Barack Obama
Barack ObamaFlash 90

Former US President Barack Obama offers a bleak portrait of much of the Middle East's leadership in his new memoir which was published on Tuesday.

In quotes from "A Promised Land" published by AFP, Obama reflects on the criticism that he was hypocritical for coaxing Egyptian President Hosni Mubarak to step down in the face of 2011 protests while treading lightly as Bahrain, a major base for US forces, suppressed demonstrations.

"I had no elegant way to explain the apparent inconsistency, other than to acknowledge that the world was messy; that in the conduct of foreign policy, I had to constantly balance competing interests," he writes.

Obama says he was cautioned at the time not to pressure Bahrain by Abu Dhabi Crown Prince Mohammed bin Zayed Al-Nahyan.

Recalling his meeting with Mubarak in 2009 in Cairo, Obama writes that he was "left with an impression that would become all too familiar in my dealings with aging autocrats: Shut away in palaces, their every interaction mediated by the hard-faced, obsequious functionaries that surrounded them, they were unable to distinguish between their personal interests and those of their nations."

On the same trip, he wrote that he was left with a grim impression of Saudi Arabia and its strict gender separation and religious codes.

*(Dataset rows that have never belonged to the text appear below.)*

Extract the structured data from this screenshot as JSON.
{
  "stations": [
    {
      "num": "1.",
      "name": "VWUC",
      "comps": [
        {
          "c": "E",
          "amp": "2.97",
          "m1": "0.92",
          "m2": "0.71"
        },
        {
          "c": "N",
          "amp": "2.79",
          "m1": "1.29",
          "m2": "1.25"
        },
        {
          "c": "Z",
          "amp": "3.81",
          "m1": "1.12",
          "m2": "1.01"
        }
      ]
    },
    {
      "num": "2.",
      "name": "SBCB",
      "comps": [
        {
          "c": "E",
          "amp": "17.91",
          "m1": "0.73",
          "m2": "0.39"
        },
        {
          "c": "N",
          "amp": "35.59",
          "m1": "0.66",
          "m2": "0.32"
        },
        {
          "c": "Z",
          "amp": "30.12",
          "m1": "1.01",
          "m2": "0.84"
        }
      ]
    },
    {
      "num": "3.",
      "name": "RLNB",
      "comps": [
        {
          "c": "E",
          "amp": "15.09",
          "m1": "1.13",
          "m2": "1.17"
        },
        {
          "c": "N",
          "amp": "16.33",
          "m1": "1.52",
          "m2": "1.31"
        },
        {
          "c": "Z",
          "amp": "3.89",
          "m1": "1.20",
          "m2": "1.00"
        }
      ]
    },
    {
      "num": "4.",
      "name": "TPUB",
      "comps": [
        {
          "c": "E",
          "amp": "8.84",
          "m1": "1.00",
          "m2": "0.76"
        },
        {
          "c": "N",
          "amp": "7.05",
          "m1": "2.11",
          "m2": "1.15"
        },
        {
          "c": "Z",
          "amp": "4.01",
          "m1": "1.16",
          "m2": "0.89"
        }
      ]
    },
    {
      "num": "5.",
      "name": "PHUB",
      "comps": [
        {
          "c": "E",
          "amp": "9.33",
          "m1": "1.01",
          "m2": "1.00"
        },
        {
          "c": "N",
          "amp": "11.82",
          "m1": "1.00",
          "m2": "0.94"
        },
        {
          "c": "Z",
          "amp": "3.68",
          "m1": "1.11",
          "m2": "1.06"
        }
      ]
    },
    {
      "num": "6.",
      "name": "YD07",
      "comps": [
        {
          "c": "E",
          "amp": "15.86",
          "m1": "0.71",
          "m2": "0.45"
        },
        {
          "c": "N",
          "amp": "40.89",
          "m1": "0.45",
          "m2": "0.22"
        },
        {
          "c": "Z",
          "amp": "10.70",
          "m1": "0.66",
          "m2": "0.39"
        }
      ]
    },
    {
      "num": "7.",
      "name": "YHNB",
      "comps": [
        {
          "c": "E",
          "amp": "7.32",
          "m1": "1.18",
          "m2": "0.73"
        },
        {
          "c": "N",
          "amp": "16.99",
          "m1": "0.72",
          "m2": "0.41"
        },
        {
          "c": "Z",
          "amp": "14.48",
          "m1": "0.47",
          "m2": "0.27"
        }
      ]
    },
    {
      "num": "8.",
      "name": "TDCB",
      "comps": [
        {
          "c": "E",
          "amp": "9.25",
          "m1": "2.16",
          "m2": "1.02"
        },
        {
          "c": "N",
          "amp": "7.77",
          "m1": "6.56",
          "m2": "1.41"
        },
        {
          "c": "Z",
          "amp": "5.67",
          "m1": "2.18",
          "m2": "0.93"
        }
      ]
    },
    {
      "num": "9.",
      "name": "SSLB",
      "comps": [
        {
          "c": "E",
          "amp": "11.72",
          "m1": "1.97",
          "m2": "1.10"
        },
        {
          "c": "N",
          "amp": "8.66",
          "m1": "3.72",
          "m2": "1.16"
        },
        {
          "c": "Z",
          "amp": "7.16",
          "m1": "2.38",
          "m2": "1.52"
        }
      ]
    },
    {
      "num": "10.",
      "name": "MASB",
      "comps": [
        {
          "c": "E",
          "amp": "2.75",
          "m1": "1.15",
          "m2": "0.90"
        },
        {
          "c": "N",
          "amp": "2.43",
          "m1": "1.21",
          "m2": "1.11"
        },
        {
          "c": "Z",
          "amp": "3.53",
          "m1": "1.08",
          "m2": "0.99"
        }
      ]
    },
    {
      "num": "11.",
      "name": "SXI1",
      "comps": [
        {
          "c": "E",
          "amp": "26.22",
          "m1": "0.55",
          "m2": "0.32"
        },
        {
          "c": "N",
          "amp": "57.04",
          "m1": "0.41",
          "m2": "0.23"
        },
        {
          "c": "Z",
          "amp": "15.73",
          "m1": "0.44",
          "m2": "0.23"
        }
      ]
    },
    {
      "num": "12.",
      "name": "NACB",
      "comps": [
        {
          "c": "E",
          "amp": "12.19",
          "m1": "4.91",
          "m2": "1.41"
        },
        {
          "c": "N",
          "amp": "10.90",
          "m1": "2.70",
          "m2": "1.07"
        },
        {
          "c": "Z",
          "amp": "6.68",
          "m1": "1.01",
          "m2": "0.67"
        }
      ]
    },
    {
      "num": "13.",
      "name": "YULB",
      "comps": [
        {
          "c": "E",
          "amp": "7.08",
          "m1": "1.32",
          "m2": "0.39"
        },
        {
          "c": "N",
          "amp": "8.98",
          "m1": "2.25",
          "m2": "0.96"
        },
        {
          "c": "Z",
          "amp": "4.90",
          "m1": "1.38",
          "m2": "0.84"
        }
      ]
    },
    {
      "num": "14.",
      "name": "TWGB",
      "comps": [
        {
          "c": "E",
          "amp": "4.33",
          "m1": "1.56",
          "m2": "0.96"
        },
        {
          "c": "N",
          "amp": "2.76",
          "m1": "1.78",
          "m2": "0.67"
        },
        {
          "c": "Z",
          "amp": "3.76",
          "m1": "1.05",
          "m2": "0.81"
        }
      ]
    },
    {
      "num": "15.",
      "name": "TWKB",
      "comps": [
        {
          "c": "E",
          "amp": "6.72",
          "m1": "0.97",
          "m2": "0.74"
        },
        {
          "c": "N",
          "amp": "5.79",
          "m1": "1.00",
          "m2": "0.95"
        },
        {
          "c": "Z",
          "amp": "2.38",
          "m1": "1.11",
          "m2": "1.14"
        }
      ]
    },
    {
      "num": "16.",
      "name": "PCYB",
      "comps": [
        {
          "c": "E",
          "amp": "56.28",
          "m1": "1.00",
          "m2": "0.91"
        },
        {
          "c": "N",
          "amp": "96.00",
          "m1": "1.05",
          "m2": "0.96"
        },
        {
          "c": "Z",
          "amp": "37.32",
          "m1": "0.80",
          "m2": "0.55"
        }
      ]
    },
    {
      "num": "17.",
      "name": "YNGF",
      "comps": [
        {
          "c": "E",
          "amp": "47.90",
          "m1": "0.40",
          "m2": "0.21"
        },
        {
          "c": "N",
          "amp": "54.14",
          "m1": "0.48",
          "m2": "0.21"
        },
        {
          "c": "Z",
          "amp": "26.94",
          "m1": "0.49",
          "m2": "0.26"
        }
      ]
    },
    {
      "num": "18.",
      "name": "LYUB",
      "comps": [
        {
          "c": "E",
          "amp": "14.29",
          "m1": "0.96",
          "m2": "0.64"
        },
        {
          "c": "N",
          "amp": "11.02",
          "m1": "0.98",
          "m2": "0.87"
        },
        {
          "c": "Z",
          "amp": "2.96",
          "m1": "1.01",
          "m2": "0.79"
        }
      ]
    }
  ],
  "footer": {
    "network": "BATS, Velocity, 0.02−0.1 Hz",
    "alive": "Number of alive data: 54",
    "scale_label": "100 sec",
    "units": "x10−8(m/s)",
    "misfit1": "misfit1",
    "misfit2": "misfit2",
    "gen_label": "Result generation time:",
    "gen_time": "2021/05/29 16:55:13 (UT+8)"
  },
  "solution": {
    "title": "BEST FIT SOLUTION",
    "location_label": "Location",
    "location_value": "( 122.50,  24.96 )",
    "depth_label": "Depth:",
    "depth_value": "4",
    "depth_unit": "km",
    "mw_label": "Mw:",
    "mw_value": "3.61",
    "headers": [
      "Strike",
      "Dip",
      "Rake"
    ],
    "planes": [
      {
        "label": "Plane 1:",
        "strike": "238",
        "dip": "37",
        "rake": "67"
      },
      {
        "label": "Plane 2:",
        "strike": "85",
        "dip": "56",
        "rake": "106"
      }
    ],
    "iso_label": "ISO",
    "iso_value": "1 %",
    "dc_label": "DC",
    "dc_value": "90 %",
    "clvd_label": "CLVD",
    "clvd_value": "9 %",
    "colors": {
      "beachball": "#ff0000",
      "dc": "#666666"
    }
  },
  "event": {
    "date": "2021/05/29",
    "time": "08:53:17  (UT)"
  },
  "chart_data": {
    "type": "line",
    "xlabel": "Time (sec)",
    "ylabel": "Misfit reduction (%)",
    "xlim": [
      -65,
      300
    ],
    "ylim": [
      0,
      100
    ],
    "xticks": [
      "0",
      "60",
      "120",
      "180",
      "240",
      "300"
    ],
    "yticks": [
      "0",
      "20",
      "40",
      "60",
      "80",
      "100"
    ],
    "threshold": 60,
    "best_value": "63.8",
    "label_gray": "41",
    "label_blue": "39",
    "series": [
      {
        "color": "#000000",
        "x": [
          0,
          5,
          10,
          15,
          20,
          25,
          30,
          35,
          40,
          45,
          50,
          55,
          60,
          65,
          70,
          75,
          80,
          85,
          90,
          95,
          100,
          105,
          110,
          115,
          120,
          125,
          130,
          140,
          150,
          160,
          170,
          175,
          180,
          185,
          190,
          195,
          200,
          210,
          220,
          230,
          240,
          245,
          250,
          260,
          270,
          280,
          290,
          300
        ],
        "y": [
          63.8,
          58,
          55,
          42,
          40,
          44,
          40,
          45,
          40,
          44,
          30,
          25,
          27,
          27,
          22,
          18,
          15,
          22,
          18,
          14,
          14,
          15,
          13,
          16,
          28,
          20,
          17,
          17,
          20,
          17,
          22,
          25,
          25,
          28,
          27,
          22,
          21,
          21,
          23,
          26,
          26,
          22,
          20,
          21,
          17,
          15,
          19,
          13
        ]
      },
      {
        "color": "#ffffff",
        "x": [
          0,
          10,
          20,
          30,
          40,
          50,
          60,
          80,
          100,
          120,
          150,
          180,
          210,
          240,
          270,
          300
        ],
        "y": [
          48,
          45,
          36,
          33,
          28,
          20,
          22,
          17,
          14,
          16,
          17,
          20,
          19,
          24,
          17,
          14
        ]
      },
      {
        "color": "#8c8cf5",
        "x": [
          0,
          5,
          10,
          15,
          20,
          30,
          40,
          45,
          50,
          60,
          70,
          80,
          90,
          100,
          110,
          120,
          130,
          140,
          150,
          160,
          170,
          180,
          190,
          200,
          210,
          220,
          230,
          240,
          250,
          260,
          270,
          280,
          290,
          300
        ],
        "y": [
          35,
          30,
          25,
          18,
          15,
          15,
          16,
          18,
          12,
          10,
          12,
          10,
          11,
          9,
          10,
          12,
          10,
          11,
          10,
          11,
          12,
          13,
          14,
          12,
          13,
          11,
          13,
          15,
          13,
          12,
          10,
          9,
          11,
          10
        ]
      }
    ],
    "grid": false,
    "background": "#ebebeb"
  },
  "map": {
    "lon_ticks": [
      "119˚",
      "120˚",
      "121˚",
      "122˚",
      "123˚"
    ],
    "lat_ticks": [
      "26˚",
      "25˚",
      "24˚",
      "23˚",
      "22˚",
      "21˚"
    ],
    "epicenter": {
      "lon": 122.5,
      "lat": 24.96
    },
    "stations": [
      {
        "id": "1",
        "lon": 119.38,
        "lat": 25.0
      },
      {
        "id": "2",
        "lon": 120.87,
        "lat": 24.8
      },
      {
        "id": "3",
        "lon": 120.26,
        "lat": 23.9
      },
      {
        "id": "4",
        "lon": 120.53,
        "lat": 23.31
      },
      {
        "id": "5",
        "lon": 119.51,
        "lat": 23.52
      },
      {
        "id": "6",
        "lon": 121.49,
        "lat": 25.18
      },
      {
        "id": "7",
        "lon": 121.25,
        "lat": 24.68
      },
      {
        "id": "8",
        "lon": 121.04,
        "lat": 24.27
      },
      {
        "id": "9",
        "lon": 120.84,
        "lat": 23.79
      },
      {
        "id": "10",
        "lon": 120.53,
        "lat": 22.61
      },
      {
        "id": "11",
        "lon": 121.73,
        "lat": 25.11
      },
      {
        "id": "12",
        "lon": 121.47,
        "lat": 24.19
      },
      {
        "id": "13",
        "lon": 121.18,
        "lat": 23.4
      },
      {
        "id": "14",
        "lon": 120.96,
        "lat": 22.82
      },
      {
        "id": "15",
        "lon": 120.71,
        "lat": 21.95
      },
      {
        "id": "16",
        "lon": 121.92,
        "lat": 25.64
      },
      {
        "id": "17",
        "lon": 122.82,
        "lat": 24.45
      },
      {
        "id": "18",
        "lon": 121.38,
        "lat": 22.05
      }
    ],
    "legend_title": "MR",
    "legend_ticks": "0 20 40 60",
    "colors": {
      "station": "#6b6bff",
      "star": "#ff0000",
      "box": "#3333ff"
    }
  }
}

Obama also says he was aware of the risks when he publicly pushed Mubarak to cede power but believed that if he were a young Egyptian, "I'd probably be out there" in the demonstrations.

US-Egypt ties were strained under the Obama administration, which suspended American military aid to Egypt following the 2013 ouster of Mubarak’s successor, Mohammed Morsi, before releasing it two years later.

Following the election of President Donald Trump, however, ties improved as President Abdel Fattah al-Sisi praised Trump and said he expected greater engagement in the Middle East from his administration.